In Kip Irvine's book he talks about the mechanism to set the overflow flag, he writes:
The CPU uses an interesting mechanism to determine the state of the Overflow flag after an addition or subtraction operation. The Carry flag is exclusive ORed with the high bit of the result. The resulting value is placed in the Overflow flag.
I wrote a simple program that shows that adding 5 to 127 in the al register sets the overflow flag :
0111 1111 + 0000 0101 = 1000 0100 carry flag = 0, high bit = 1, overflow = 1
However adding 5 to 255 in the al register does not set the overflow flag:
1111 1111 + 0000 0101 = 0000 0100 carry flag = 1, high bit = 0, overflow = 0
Why isn't the overflow flag set in the second example isn't the conditional statement satisfied ie; carry flag = 1 and high bit = 0?
The reason why the overflow flag is not set in your second example 255 + 5
is because it is concerned with signed arithmetic.

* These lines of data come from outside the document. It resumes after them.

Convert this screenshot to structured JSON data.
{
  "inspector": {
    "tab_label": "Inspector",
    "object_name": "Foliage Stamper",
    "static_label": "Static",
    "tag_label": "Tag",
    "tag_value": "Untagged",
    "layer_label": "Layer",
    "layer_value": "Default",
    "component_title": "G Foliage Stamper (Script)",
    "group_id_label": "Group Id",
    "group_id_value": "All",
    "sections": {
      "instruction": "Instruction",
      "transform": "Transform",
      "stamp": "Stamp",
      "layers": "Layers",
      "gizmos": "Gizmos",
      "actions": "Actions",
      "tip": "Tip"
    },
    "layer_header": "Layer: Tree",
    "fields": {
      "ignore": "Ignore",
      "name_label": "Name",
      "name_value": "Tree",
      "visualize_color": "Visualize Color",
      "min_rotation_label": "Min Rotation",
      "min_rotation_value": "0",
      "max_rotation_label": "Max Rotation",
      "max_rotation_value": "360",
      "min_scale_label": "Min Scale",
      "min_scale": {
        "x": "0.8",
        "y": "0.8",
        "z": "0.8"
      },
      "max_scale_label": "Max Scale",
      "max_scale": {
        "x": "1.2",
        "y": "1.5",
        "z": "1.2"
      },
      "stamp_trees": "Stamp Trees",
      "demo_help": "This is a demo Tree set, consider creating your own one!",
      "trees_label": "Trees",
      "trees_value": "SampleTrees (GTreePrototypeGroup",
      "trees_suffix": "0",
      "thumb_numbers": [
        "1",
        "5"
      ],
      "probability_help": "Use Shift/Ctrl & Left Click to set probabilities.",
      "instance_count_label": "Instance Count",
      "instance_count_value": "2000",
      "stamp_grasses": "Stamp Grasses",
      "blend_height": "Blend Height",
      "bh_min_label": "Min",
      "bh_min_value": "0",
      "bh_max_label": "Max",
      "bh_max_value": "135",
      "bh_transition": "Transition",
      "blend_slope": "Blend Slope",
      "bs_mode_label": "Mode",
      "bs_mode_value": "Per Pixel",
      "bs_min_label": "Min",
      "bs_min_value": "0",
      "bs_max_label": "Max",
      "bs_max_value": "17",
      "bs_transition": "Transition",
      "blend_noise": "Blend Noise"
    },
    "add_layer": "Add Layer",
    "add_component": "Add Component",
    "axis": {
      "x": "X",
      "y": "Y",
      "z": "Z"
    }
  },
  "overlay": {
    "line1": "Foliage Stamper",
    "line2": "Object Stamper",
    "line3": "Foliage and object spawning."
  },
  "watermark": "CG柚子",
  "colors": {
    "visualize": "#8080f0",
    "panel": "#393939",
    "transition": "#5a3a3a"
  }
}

You are adding -1 + 5
which gives 4. There is no overflow: the result is correct. As @Jester commented, there must be a mistake in your book.

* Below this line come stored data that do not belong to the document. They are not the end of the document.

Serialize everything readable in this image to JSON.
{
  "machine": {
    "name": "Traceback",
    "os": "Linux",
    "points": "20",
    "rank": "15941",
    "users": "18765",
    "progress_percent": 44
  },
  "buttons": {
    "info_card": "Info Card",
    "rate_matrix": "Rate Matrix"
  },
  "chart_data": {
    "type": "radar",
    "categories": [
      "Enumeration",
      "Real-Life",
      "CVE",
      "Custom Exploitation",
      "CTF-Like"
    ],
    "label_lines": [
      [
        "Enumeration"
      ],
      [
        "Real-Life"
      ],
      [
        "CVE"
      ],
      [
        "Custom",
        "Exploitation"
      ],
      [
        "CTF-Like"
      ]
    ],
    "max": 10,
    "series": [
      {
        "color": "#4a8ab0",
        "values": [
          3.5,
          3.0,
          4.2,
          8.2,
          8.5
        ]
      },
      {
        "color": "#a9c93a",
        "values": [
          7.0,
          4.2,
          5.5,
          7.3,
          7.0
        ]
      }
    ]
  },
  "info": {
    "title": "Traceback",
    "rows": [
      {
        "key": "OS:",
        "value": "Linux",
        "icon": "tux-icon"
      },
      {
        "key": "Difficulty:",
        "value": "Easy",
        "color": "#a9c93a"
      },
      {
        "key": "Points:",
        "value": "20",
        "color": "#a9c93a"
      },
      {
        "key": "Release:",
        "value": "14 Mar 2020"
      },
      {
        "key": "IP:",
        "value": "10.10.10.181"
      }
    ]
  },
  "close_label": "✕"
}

My 8086 book says of the Overflow flag:
It will be set if there is an internal carry from bit 6 to bit 7 (the sign bit) and there is no external Carry. It will also be set when there is no internal carry from bit 6 to bit 7 and there is an external Carry.
EDIT
The paragraph continues:
For the technically minded reader, the overflow flag is set by XOR-ing the carry-in and the carry-out of bit 7 (the sign bit).
In the second example, 1 is carried out (to the Carry flag), and because all the bits were set, there must have been an internal carry-in during the internal addition, even if the resultant b7 is 0.